Miss Isabella Ramsey was intimately acquainted with the facts of life. The facts of country life, that is. For she had to manage her family estate to keep her father from ruin and her sister dressed in the height of fashion.
Then Julian Montcrief the Marquess of Roth, and the most notorious rake in the realm, appeared on the rural scene. And from her first encounter with this dazzling lord, Isabella realized how very little she knew of the ways of the world and the wiles of love. What she didn't suspect, however, was how fast and how much all that would change...
Rather nice story with some fine moments and a genuine feeling of the Regency period, but written in a really ponderous style at the start that almost had me set it aside as a DNF. It picks up about one third of the way into the book, but drops again at the end which is somehow not as satisfying as it could have been. The secondary romance between the heroine's father and her fiance's aunt is not believable at all, considering the age difference between the father, who would be at most 50 years old, and the aunt - the fiance himself is over 50, so his aunt would have to be at least 60 or 65 (she is described as an "elderly lady" in at least one place in the book, so she might even be older).
There is a surprisingly large number of typos and misplaced commas in the book, e.g. the heroine's name spelled as both "Isabelle" and "Isabella" on the same page toward the end of the book.
Love grows slowly, but believably, when an irresistible rake becomes stranded at a country estate, managed singlehanded by a dutiful young woman.

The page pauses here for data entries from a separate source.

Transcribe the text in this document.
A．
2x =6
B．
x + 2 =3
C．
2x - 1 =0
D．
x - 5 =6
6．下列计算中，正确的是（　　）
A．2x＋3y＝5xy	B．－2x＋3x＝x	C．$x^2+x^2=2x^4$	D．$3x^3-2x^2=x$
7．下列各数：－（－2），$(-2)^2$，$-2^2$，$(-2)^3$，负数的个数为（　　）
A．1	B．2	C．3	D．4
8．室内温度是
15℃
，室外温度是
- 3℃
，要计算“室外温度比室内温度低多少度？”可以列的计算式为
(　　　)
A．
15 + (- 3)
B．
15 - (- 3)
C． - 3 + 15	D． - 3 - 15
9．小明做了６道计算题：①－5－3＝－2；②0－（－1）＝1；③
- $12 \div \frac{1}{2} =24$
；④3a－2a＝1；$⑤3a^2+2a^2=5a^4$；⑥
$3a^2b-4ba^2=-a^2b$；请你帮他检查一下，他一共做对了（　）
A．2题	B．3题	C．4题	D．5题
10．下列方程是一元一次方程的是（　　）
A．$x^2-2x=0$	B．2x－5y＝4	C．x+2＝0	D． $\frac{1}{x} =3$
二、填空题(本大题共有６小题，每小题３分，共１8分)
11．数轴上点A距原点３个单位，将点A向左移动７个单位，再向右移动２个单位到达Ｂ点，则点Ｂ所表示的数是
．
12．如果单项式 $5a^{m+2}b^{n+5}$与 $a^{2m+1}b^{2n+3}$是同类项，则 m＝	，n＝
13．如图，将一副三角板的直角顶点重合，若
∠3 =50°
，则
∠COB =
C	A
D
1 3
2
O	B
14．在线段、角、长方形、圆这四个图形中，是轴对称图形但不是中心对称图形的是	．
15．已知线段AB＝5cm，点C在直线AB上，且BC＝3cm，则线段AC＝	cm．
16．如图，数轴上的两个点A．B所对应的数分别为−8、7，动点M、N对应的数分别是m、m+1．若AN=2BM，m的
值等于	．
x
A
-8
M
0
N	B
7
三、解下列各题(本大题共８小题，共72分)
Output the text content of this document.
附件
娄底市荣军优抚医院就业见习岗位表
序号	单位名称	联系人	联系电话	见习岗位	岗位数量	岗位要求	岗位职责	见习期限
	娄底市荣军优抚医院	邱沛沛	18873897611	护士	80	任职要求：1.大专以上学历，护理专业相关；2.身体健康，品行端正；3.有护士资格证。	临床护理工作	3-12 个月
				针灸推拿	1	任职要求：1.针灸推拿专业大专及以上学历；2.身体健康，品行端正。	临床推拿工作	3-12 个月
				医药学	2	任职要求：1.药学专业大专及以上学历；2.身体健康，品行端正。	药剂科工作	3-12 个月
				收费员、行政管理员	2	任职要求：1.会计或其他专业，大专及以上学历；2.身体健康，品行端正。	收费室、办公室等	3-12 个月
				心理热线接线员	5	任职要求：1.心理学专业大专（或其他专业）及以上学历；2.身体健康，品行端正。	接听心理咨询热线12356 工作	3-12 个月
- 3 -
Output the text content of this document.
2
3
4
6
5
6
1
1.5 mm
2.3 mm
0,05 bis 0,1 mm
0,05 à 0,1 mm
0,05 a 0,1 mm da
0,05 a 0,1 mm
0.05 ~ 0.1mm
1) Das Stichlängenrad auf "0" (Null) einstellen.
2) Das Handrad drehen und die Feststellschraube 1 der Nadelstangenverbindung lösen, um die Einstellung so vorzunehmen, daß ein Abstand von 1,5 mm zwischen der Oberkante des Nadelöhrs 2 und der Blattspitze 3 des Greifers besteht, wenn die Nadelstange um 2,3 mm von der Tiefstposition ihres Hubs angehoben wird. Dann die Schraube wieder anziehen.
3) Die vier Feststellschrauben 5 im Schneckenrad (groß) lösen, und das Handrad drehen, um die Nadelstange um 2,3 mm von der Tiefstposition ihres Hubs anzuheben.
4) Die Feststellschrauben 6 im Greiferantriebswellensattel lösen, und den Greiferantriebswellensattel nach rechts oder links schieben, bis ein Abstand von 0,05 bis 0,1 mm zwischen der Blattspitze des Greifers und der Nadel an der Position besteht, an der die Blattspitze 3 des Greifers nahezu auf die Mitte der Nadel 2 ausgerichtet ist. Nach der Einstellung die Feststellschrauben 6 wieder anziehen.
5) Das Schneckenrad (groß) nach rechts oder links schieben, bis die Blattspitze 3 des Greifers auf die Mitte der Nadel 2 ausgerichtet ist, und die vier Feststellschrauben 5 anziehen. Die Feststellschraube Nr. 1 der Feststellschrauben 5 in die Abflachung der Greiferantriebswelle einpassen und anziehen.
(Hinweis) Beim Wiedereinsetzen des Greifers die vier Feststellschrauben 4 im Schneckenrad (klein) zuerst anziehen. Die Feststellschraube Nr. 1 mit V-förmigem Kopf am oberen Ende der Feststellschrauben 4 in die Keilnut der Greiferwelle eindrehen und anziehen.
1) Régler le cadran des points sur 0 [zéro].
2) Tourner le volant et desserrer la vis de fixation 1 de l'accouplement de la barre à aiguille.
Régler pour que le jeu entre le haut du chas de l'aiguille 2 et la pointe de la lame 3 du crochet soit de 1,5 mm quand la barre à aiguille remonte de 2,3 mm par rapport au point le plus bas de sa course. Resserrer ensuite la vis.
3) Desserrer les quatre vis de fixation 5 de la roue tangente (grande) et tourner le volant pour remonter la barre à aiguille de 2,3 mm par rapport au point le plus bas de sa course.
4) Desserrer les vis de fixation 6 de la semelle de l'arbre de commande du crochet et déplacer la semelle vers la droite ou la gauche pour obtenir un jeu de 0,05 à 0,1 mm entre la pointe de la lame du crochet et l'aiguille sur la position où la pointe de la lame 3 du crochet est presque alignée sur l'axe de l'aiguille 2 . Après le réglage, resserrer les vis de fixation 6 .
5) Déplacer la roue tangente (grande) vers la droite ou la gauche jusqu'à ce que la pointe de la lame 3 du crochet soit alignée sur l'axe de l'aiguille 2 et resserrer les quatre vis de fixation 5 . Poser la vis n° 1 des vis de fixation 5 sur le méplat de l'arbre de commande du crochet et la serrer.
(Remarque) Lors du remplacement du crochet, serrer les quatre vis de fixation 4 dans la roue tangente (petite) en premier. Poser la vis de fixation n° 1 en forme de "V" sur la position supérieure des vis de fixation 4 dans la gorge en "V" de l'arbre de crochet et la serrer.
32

The relationship between this unlikely couple works because their attraction grows over time, as they become enmeshed in each others troubles and families. Enjoyed how Emma Lange included an interesting, and smoothly integrated, cast of servants, grooms, stewards, and villagers to add a sense of historic realism to life on a regency estate.
Okay… so I liked the storyline but there were so many times when I’d just skim the story because it was lagging and not holding my attention. Needless to say, I kept putting it down to read/listen to other stories before I finally got around to finishing it (as in it took a couple of months).
This was the first story involving the third-person omniscient point of view. I wasn’t a fan and found it confusing the first part of the book. All the “had” and “had been” were annoying when the author would talk about a past event and use one or the other with every verb/noun in the sentence. I was surprised with how many mistakes I came across in just a short span of the story. One example was at the beginning of Chapter 12 when the line “The child is skittish, Isabella. Be firm with her” was used twice. Other mistakes included misspelled words, missing words/letters, incorrect punctuation.
There were some lines that made no sense to me or was a contradiction to previous lines, for example, Isabella goes back to see Roth two hours later and tells him that Liza isn’t around to chat. “'I have you some books in her place, my lord.’ To which Julian added, smiling, “and yours, Miss Ramsey.” And yours what? Or when Julian knew Lady Prim was going to sit with him and, “He thought the woman would the deadliest bore imaginable and would grate far more on his nerves than his books and journals, hence the hesitation before he made her enter (keep in mind the hesitation part). Yet “He allowed her entry after a single blink of his eye.” Meaning there was no hesitation.
There were several references to one location being closer or further from another location and I was sitting there like, “Huh? I don’t know where any of these places are.”
As another reviewer stated, the romance between Bella’s father and Lady Prim… why was their a romance? Yes, they spent a good deal of time together but it was like an afterthought.
This entire review has been hidden because of spoilers.
I can't rate this until I re-read it but since it's on my keeper shelf, I'm safe giving it 3 stars at least.
Edited to say I always forget how excellent Emma Lange is at her best. What an antidote to the string of dismal Regencies I've recently run through. All the classic elements -- the marquess who "must" restore his estate, the capable heroine -- but it all comes together in a wonderful whole!
Lord Roth is injured and brought to Lady Isabella Ramsey's home to recover. Bella is engaged to a scoundrel and Roth falls in love with his nurse. When he exposes Bella's fiance as a traitor and smuggler, Bella is free to marry him. Includes rascally dog, wraith-like child of former fiance, and young people facing hard financial times with nothing but love, determination, and ingenuity to sustain them. Reformed Regency Rake novel.